Trois temps dans la vie du jardin. Après les fleurs de printemps, aux couleurs de dragées, les fruits étalent leurs orgie . De la vivacité aux tons soutenus, des fruits de fête, un peu stridents, à ceux plus lourds des festins graves.
D’abord acides, rafraîchissantes, des cerises aigres font venir la salive à la bouche. C’est la fin du mois du juin et le début des promesses.

cerises aigres, acides et fraîche comme un glaçon sur la langue

Elles jouent avec l'ombre des feuilles pour se rendre plus aguichantes encore…
A peine quinze jours passés, le monde du jardin a changé. Les oiseaux ont dépecé les cerisiers où ne pendent plus que des noyaux, dérisoires et noirs, squelettes secs qui n’évoquent plus, même de loin, la petite vermillon.
L’herbe du champs a pris ses tons de chaume, balayée, crissante de courtinières et de grillons. Sous les arbres, les abricots commencent à tomber, meurtris, lourds. Paniers à la hanche, on les cueille avec légèreté, la main en corbeille pour amortir leur chute. Ils tombent au moindre effleurement des branches. La cuisine embaume des premières confitures. C’est vraiment l’été, avec un goût de vacances et d’enfance.

Un peu de buée rose, comme une émotion. la peau est douce, veloutée, promesse de bonheurs sucrés. A l'image des gourmandises qui laissent repus, heureux et sans autre envie que de humer longuement les odeurs de sucre et de jus.
Paniers d’osiers, patience des gitans qui font rouiller leurs joncs au bord de la rivière, fruits de chaleur. Les jours prennent leur temps paisible. Il suffit de se laisser déguster images et parfums, avec paresse.

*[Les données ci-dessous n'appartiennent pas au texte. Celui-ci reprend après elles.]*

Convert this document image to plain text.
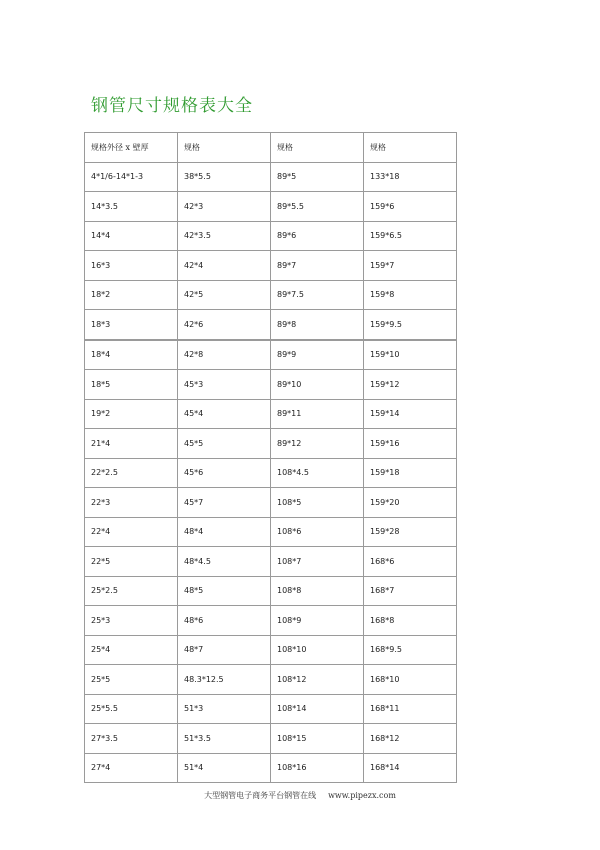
钢管尺寸规格表大全
规格外径 x 壁厚	规格	规格	规格
4*1/6-14*1-3	38*5.5	89*5	133*18
14*3.5	42*3	89*5.5	159*6
14*4	42*3.5	89*6	159*6.5
16*3	42*4	89*7	159*7
18*2	42*5	89*7.5	159*8
18*3	42*6	89*8	159*9.5
18*4	42*8	89*9	159*10
18*5	45*3	89*10	159*12
19*2	45*4	89*11	159*14
21*4	45*5	89*12	159*16
22*2.5	45*6	108*4.5	159*18
22*3	45*7	108*5	159*20
22*4	48*4	108*6	159*28
22*5	48*4.5	108*7	168*6
25*2.5	48*5	108*8	168*7
25*3	48*6	108*9	168*8
25*4	48*7	108*10	168*9.5
25*5	48.3*12.5	108*12	168*10
25*5.5	51*3	108*14	168*11
27*3.5	51*3.5	108*15	168*12
27*4	51*4	108*16	168*14
大型钢管电子商务平台钢管在线 www.pipezx.com
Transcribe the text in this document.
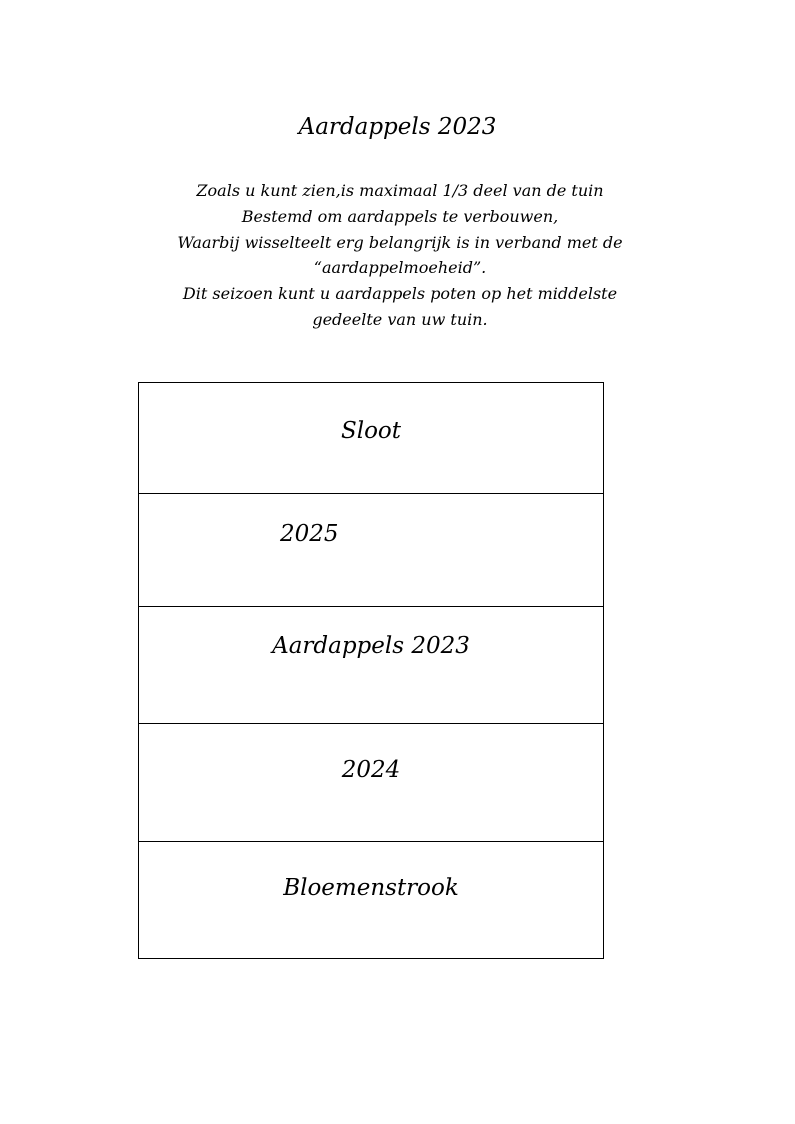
Aardappels 2023
Zoals u kunt zien,is maximaal 1/3 deel van de tuin
Bestemd om aardappels te verbouwen,
Waarbij wisselteelt erg belangrijk is in verband met de
“aardappelmoeheid”.
Dit seizoen kunt u aardappels poten op het middelste
gedeelte van uw tuin.
Sloot
2025
Aardappels 2023
2024
Bloemenstrook
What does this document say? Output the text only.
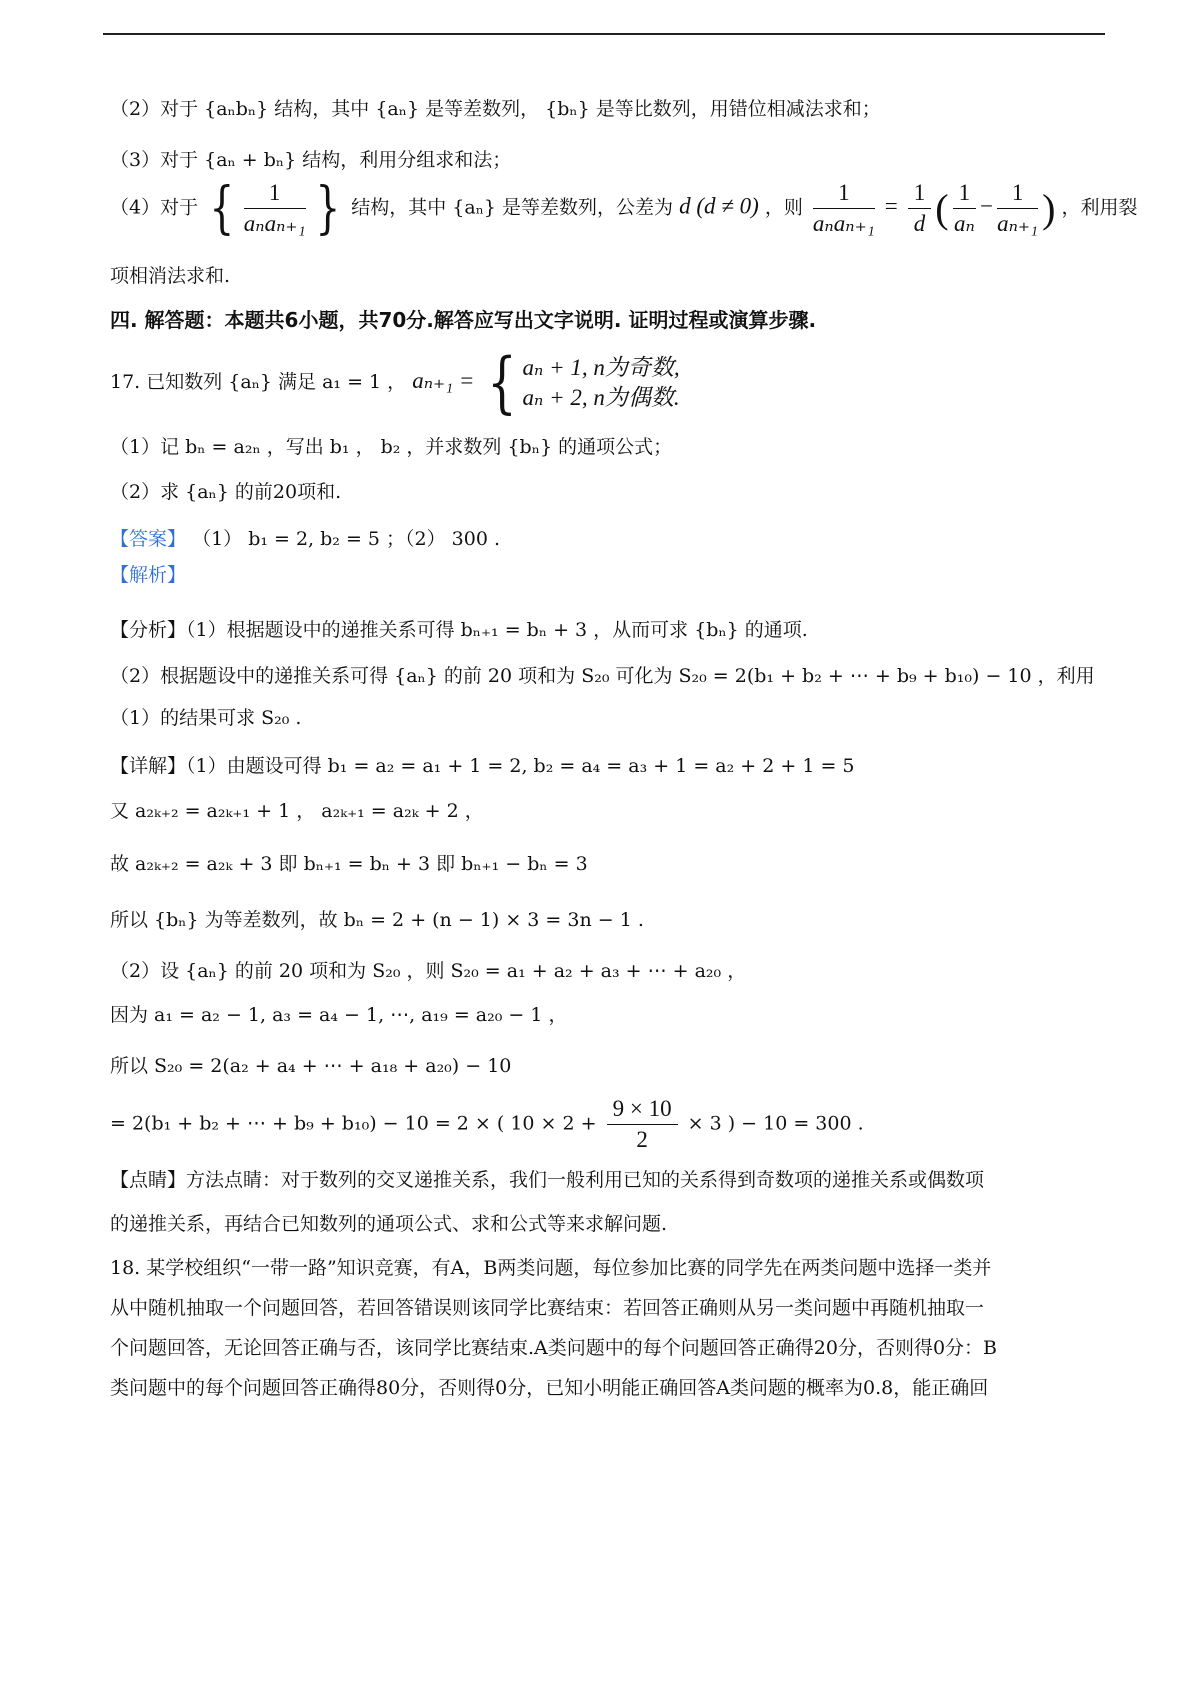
（2）对于 {aₙbₙ} 结构，其中 {aₙ} 是等差数列， {bₙ} 是等比数列，用错位相减法求和；
（3）对于 {aₙ + bₙ} 结构，利用分组求和法；
（4）对于 { $\frac{1}{\text{aₙaₙ₊₁}}$ } 结构，其中 {aₙ} 是等差数列，公差为 d (d ≠ 0) ，则 $\frac{1}{\text{aₙaₙ₊₁}} = \frac{1}{d}$ ( $\frac{1}{\text{aₙ}} - \frac{1}{\text{aₙ₊₁}}$ ) ，利用裂
项相消法求和.
四. 解答题：本题共6小题，共70分.解答应写出文字说明. 证明过程或演算步骤.
17. 已知数列 {aₙ} 满足 a₁ = 1 ， aₙ₊₁ = { aₙ + 1, n为奇数,
aₙ + 2, n为偶数.
（1）记 bₙ = a₂ₙ ，写出 b₁ ， b₂ ，并求数列 {bₙ} 的通项公式；
（2）求 {aₙ} 的前20项和.
【答案】 （1） b₁ = 2, b₂ = 5 ；（2） 300 .
【解析】
【分析】（1）根据题设中的递推关系可得 bₙ₊₁ = bₙ + 3 ，从而可求 {bₙ} 的通项.
（2）根据题设中的递推关系可得 {aₙ} 的前 20 项和为 S₂₀ 可化为 S₂₀ = 2(b₁ + b₂ + ⋯ + b₉ + b₁₀) − 10 ，利用
（1）的结果可求 S₂₀ .
【详解】（1）由题设可得 b₁ = a₂ = a₁ + 1 = 2, b₂ = a₄ = a₃ + 1 = a₂ + 2 + 1 = 5
又 a₂ₖ₊₂ = a₂ₖ₊₁ + 1 ， a₂ₖ₊₁ = a₂ₖ + 2 ，
故 a₂ₖ₊₂ = a₂ₖ + 3 即 bₙ₊₁ = bₙ + 3 即 bₙ₊₁ − bₙ = 3
所以 {bₙ} 为等差数列，故 bₙ = 2 + (n − 1) × 3 = 3n − 1 .
（2）设 {aₙ} 的前 20 项和为 S₂₀ ，则 S₂₀ = a₁ + a₂ + a₃ + ⋯ + a₂₀ ，
因为 a₁ = a₂ − 1, a₃ = a₄ − 1, ⋯, a₁₉ = a₂₀ − 1 ，
所以 S₂₀ = 2(a₂ + a₄ + ⋯ + a₁₈ + a₂₀) − 10
= 2(b₁ + b₂ + ⋯ + b₉ + b₁₀) − 10 = 2 × ( $10 \times 2 + \frac{9 \times 10}{2} \times 3$ ) − 10 = 300 .
【点睛】方法点睛：对于数列的交叉递推关系，我们一般利用已知的关系得到奇数项的递推关系或偶数项
的递推关系，再结合已知数列的通项公式、求和公式等来求解问题.
18. 某学校组织“一带一路”知识竞赛，有A，B两类问题，每位参加比赛的同学先在两类问题中选择一类并
从中随机抽取一个问题回答，若回答错误则该同学比赛结束：若回答正确则从另一类问题中再随机抽取一
个问题回答，无论回答正确与否，该同学比赛结束.A类问题中的每个问题回答正确得20分，否则得0分：B
类问题中的每个问题回答正确得80分，否则得0分，已知小明能正确回答A类问题的概率为0.8，能正确回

Passent encore une quinzaine, le temps de laisser le jardin murir en paix ses secrets de sucre et d’arôme. Et près du mur, ce sont les abeilles qui nous alertent. Elles se grisent dans la chair éclatée des prunes. Elles s’acharnent, paquets nerveux qui vrombissent, armées déterminées de petites ouvrières tout à la joie d’œuvrer sérieusement. Les prunes ont fait leur sucre et leur parfum, elles tendent leur peau et la craquélent sur une chaire boursoufflée et blonde au moindre changement de temps. Une pluie d’orage, vite, ramassons les belles. Demain, sous l’arbre allégé, il flôttera comme un parfum d’alcool levé des fruits piétiné et brunis.